Lukus Ebert, co-chair of LIttle Apple Pride and junior in sociology, said that the event’s timing is perfect for prospective freshmen who identify with the LGBT community.
“It is always on Open House,” Ebert said. “It’s to let people know who are thinking about coming here that LGBT organizations are here.”
The Little Apple Pride parade is not only intended for prospective students, but for anyone who is in the LGBT community, those who are questioning and supportive allies.
Melvin Kueser, father of two sons involved in the LGBT community, thinks that it is important for those not in the community to understand who is involved.
“Members of the LGBT are just like any other human being on this earth,” Kueser said. “They want to be accepted; they want to be loved and have families. They are no different than anyone else.”
Little Apple Pride brought in individuals of all different kinds; there were families, professors, supporters and drag queens.
Among the crowd was Leigh Fine, visiting assistant professor in the School of Leadership Studies, and his partner, Matthew Yates, a K-State curriculum integration adviser.
“For me, it is just so amazing to see, for one day a year, the community as overtly welcoming and supporting,” Fine said.
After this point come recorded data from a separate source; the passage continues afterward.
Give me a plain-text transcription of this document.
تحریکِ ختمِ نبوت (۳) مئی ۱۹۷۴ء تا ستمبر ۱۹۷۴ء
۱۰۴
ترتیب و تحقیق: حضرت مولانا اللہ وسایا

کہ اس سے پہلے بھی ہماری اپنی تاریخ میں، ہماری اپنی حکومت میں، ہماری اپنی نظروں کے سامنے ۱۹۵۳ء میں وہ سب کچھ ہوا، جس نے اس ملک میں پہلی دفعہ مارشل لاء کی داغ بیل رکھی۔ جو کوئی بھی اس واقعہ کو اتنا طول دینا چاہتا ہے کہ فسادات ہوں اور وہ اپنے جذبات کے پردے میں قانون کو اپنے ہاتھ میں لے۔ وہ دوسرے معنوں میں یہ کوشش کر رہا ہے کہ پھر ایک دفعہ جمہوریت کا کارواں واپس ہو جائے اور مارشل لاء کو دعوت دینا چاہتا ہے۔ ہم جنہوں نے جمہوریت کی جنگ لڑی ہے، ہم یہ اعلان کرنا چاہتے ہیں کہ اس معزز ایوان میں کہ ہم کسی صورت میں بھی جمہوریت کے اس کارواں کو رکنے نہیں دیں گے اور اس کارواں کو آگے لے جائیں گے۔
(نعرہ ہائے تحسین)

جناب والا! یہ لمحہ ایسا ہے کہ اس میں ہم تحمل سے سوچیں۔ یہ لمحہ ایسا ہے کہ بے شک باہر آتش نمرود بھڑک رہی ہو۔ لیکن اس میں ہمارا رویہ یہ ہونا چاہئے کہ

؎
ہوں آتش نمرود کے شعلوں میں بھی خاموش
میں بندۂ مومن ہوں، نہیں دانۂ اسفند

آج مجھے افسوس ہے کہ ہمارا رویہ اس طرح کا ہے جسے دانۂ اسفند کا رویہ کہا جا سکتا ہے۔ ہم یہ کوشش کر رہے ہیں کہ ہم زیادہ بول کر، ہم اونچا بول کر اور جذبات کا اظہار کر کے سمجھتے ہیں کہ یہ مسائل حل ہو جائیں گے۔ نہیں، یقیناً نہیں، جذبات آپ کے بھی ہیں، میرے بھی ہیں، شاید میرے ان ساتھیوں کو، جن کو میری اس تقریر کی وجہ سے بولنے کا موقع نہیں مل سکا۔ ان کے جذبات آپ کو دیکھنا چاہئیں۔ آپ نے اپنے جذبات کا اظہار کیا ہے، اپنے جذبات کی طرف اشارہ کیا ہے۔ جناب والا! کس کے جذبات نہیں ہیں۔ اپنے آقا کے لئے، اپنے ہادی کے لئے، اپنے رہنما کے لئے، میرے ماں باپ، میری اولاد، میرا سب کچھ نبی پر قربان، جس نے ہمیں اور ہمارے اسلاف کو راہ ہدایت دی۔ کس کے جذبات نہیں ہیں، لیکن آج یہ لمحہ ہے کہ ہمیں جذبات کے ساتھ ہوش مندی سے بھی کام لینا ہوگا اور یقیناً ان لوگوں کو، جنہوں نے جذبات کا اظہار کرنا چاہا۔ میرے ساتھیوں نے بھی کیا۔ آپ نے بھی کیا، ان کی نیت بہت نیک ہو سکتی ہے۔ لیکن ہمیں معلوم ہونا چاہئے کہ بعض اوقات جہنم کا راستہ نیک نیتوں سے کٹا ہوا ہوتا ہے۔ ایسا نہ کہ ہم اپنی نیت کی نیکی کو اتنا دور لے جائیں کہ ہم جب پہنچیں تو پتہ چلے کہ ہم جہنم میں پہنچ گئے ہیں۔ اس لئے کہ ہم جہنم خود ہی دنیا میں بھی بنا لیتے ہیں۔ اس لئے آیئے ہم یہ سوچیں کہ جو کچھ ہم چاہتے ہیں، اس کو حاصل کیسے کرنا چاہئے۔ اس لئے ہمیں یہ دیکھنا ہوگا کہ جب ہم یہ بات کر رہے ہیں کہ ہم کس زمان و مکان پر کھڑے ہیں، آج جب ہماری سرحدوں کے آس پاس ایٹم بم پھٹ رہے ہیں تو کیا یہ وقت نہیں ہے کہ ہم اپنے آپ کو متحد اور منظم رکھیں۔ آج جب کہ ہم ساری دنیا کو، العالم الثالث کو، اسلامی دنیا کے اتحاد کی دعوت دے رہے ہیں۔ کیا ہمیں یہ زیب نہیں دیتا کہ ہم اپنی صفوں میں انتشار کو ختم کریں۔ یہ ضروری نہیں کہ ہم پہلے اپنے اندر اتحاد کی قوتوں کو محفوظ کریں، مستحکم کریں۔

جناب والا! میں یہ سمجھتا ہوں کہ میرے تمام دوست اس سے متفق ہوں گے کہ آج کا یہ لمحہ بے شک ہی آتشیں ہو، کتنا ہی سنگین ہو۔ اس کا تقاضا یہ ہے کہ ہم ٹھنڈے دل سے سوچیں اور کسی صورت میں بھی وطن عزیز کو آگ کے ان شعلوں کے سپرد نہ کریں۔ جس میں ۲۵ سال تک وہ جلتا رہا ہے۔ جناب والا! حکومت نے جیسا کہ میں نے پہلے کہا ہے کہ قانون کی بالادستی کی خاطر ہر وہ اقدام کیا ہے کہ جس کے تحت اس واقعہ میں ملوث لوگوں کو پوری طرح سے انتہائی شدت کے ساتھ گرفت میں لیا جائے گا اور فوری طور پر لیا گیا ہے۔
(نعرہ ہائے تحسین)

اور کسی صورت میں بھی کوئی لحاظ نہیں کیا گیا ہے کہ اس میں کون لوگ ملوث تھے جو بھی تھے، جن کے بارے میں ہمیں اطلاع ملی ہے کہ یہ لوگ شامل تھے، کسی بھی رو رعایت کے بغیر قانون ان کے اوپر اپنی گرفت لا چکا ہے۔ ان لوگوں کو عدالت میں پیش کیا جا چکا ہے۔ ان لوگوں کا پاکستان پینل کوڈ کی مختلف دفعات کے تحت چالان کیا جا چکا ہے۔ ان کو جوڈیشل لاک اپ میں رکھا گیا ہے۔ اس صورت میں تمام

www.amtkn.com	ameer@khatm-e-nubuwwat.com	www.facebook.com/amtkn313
On the other hand, Yates said the event is important to hold every year in order to show people that the issue of inequality for LGBT individuals still exists.
“For the LGBT community in general, it is very difficult to have social change when the people who set the cultural tone don’t know that there exist people who don’t have rights,” Yates said. “It’s a reminder to people that this is an issue that needs to be brought to the forefront.
Nevertheless, Manhattan’s conservative nature continues to change as the years go on. Little Apple Pride and a few other LGBT events did not exist until recently.
“Manhattan has come a long way, especially with the students. I see a generational shift,” Fine said. “However, things are not perfect.”
Although some say Manhattan still has room for improvement, those in the LGBT community want to make sure that every individual knows that they are always welcome in their community.
“It doesn’t matter what community you are a part of, or who you are, you are more than welcome to come here,” Ebert said. “You are loved, and you are an amazing person.”